É no esmalte que a mulher se revela 


Arte de Renoir


É pelas unhas que a mulher mostra a sua alma. Os gestos das mãos representam mais do que os dos cabelos. Longe de ser apenas uma tela tingida, as unhas constituem um ato revolucionário que prolonga e liberta uma voz interior. Nas cores, essa voz define sua música, regida não apenas pela beleza estética, mas também pelo universo de possibilidades de expressão.

Minha mãe foi manicure para furtar o tempo perdido. Entre frascos de esmalte e algodões, buscava aquilo que meu pai espantou com sua macheza grega. Pintava as mãos das vizinhas no intuito de elevar e abolir a antiga condição de sexo frágil, sempre preso à sombra do homem; que ficava na gaiola do sofá aguardando as migalhas da noite. A mulher moderna é diferente, faz da própria sombra o guarda-sol do homem. Possui a segurança nos dedos. Emancipou-se com esmaltes e a acetonas, com uma vida plástica digna de grandes artistas modernos. O esmalte é o sangue seco que revela a atitude única de cada mulher.

A verdade contida nas cutículas é reveladora. As cores, a forma de utilizar as mãos – quase como um maestro que guia uma orquestra de clarins – são cartões de visita, diferente dos homens que gostam de roer desesperos. Eles tendem a utilizar as mãos como armadilha, elas como unção. O esmalte é a redenção capaz de acalmar os maiores pecadores.

O manual para entender essa forma de manifestação não é de fácil acesso. É preciso ser observador atento, marcar na folhinha os dias em que ela repinta seus dedos, quais cores utiliza e a intensidade do trato. Quanto mais cuidado houver, mais instigante e reveladora será. É como juntar um quebra- cabeças com peças infinitas e enigmáticas. A mulher precisa ser recolhida, peça por peça, e agrupada. Aquele que conseguir tal façanha será recompensado.

O dito máximo do velho Bukowski – de que deveríamos duvidar das pessoas que possuem a cozinha limpa – não se aplica para as mãos. Até mesmo roídas, pequenas, possuem o sinal dos dias ensolarados que podem anunciar a chuva.

E de unhas são feitos os gestos que só os envolvidos conseguirão entender. Vermelhas, por exemplo, demonstram uma mulher madura, consciente de si, que chega em casa, joga os sapatos para o alto e manda o marido lavar a louça, ápice do poder feminino. Sedutora. Já os tons escuros como o preto mostram uma feminista sóbria, forte nas atitudes e livre dos conceitos masculinos (até mesmo dos femininos).
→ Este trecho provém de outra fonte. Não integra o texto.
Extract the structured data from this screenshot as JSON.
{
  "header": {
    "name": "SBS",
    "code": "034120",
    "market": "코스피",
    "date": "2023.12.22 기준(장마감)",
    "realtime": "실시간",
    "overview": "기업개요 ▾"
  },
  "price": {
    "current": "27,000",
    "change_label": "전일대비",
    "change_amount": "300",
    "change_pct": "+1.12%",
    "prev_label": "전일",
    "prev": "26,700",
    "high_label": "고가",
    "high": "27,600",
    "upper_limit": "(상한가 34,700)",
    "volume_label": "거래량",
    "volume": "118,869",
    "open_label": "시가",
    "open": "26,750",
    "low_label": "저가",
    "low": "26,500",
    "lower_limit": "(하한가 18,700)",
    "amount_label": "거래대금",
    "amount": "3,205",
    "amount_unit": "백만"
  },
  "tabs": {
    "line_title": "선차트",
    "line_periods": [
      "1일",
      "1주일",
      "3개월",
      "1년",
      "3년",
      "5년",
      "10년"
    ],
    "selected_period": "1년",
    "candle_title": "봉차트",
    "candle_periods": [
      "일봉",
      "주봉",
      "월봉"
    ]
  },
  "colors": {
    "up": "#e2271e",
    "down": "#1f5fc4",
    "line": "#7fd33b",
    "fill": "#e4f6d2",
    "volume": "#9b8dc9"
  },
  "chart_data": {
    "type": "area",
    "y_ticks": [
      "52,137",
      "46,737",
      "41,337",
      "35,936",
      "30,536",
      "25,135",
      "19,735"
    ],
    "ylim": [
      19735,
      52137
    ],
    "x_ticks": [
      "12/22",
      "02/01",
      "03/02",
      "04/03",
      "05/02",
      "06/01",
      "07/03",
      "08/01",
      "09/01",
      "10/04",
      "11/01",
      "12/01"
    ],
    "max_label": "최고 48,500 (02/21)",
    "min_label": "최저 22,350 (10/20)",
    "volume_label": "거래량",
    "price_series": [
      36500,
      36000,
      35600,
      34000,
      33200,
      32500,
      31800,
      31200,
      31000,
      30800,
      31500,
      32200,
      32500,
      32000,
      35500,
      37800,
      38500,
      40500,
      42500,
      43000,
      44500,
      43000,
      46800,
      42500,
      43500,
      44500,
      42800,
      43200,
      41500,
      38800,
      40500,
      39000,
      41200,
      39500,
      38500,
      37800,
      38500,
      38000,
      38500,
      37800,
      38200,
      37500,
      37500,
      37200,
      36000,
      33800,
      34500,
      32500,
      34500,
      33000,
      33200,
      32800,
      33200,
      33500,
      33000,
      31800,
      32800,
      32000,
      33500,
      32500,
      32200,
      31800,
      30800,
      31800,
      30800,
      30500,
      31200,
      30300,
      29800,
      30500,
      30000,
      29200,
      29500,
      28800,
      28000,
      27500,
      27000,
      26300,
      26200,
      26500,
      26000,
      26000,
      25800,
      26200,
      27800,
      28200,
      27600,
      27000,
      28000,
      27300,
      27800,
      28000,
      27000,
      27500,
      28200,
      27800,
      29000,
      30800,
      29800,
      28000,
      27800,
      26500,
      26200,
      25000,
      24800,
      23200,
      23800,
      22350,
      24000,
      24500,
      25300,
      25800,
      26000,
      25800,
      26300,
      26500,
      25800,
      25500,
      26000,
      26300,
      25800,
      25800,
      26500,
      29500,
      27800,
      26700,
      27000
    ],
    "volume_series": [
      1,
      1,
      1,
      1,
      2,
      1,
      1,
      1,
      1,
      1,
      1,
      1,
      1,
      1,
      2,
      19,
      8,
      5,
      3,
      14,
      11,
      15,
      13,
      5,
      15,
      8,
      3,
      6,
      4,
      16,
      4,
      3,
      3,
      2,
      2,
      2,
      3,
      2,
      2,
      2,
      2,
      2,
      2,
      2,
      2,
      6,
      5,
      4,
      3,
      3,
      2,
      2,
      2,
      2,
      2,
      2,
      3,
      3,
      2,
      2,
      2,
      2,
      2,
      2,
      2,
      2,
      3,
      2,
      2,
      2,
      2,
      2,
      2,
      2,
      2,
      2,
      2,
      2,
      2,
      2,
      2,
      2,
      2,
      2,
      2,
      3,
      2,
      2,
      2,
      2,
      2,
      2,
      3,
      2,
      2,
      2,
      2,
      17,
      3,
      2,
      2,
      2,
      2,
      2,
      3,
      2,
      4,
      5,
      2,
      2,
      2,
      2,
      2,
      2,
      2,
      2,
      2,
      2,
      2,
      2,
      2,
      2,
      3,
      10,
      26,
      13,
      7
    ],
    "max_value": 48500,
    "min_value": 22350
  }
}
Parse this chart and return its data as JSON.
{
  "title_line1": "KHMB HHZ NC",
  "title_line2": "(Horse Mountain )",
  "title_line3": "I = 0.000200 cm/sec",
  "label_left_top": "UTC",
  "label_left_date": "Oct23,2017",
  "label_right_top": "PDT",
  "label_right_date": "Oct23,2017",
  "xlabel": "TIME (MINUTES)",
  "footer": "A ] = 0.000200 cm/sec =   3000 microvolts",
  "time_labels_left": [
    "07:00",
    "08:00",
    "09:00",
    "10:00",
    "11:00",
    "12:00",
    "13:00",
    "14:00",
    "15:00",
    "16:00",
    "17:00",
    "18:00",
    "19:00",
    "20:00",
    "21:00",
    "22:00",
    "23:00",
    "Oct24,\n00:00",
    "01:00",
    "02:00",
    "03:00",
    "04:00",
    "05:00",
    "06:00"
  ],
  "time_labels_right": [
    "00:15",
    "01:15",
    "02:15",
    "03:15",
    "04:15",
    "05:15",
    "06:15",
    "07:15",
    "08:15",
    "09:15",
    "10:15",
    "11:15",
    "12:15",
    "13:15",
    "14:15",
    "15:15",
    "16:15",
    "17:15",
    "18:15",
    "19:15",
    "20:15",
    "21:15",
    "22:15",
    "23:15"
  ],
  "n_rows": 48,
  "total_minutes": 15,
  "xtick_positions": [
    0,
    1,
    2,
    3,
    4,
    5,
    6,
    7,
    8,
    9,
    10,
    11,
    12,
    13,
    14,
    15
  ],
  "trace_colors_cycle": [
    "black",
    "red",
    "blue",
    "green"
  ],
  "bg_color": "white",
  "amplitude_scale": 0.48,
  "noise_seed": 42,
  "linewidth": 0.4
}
Dona de suas suposições, defende o seu estado de dominadora. Unhas mais claras, peroladas, são para dias mais leves, apaixonados e românticos. Mostram uma mulher que pensa por si só, mas deseja ser acompanhada no meio-fio. As várias opções mudam como os dias. Para o homem observador é uma mina de ouro.

As que não pintam as unhas, ou deixam que o esmalte falhe, também possuem sua leveza. Na clareza também mora a atitude, uma pose desbravadora, despojada, largada como uma adolescente que sabe tudo, mas finge não saber para ser guiada. Normalmente, a beleza ou simplicidade falam por elas. São mulheres que não necessitam de nenhuma rota para a viagem: possuem nos olhos as mais belas colinas. São doces na medida certa e revolucionárias nos seus anseios.

Se você é um homem observador está em vantagem. No esmalte se encontra a verdadeira opinião feminina. E, se deseja ouvir muito mais, é só escolher juntamente com ela a revolução do dia. Será muito mais dono de si, mais dono do mundo.

É nos passos da mulher que os homens fazem seus caminhos.